16. Ceza Dairesi, kesin delillerle bertaraf edilmesi zorunlu olan “ŞÜPHE”yi bu sanıklar için “BİLEBİLECEK DURUMDA OLDUKLARI” ifadesiyle bertaraf ettiğini sanmış ve yüksek yargıdaki bu kabul de haliyle yerel mahkemelere olduğu gibi yansımıştır. Manevi unsuru (bilme ve isteme) araştırma gereği duymayan mahkemeler de benzer kabuller yapmıştır. Örgütün nihai amacını ve yöntemini bilmek ve istemek kesin olarak ispatlanması gereken bir husus olmasına rağmen, mahkemeler yukarıdaki varsayımlara; Bylock kullanan biliyordur, Bank Asya’ya para yatıran biliyordur, cemaatin okulunda, TV veya gazetesinde çalışan biliyordur, Kimse Yok Mu Derneğine bağış yapan biliyordur, cemaatin okuluna çocuğunu gönderen biliyordur…gibi varsayımları da ekleyerek peş peşe mahkumiyet kararları vermiştir. 

İş öyle bir hale gelmiştir ki, cemaat üyesi herkes hatta cemaatle ilgisi olan herkes bu yapılanmanın nihai amacını ve yöntemini biliyordur şeklinde bir kabule dönüşmüş ve tüm kamuoyuna şu denklem empoze edilmiştir: Cemaat = silahlı terör örgütü, Cemaat üyesi = silahlı terör örgütü üyesi. Oysaki illa matematiksel bir denklem kurulacaksa bunun ancak “kesişim kümesi” ile yapılması gerekir ve cemaat ile silahlı terör örgütünün kesişim kümesini de sadece nihai amacı ve yöntemi bilen kişiler oluşturabilir.
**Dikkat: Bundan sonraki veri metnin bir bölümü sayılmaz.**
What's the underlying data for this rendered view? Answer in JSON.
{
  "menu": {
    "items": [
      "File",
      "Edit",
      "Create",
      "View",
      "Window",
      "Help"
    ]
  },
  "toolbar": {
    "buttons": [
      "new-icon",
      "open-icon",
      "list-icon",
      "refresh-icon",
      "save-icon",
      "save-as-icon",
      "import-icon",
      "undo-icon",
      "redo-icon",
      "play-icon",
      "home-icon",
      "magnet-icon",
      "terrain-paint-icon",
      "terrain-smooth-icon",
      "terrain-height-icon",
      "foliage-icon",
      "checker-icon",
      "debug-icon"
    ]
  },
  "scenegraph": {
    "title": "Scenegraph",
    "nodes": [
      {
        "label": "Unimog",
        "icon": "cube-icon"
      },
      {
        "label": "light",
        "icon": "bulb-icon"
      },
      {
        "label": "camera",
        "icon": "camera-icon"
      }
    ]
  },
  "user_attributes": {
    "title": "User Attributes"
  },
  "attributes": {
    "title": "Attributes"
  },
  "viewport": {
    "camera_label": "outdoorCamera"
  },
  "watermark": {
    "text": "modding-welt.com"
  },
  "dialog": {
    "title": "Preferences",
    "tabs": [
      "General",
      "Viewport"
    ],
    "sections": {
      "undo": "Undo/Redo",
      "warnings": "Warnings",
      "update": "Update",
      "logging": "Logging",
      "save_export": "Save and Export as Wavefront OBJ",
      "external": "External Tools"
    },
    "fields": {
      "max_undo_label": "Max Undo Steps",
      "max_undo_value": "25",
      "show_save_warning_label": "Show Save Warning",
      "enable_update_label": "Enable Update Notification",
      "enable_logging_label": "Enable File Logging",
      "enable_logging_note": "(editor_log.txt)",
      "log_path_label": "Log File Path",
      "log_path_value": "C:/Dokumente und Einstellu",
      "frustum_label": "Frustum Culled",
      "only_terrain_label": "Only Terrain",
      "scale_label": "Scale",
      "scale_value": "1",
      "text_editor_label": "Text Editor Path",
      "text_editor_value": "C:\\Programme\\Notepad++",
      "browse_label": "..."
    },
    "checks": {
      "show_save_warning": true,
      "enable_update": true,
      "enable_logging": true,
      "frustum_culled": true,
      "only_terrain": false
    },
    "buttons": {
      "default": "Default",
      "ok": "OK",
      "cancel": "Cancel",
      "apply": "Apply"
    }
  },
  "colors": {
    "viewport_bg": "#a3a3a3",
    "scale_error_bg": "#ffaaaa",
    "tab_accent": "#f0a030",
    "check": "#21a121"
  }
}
Başka bir ifadeyle, cemaatin içinde nihai amacı ve yöntemi bilen kişiler silahlı terör örgütü üyesi olarak kabul edilebilir. Tabi ki örgütle organik bağ kurmak, örgütsel faaliyetlerde süreklilik, çeşitlilik ve yoğunluk gibi diğer unsurlarla birlikte…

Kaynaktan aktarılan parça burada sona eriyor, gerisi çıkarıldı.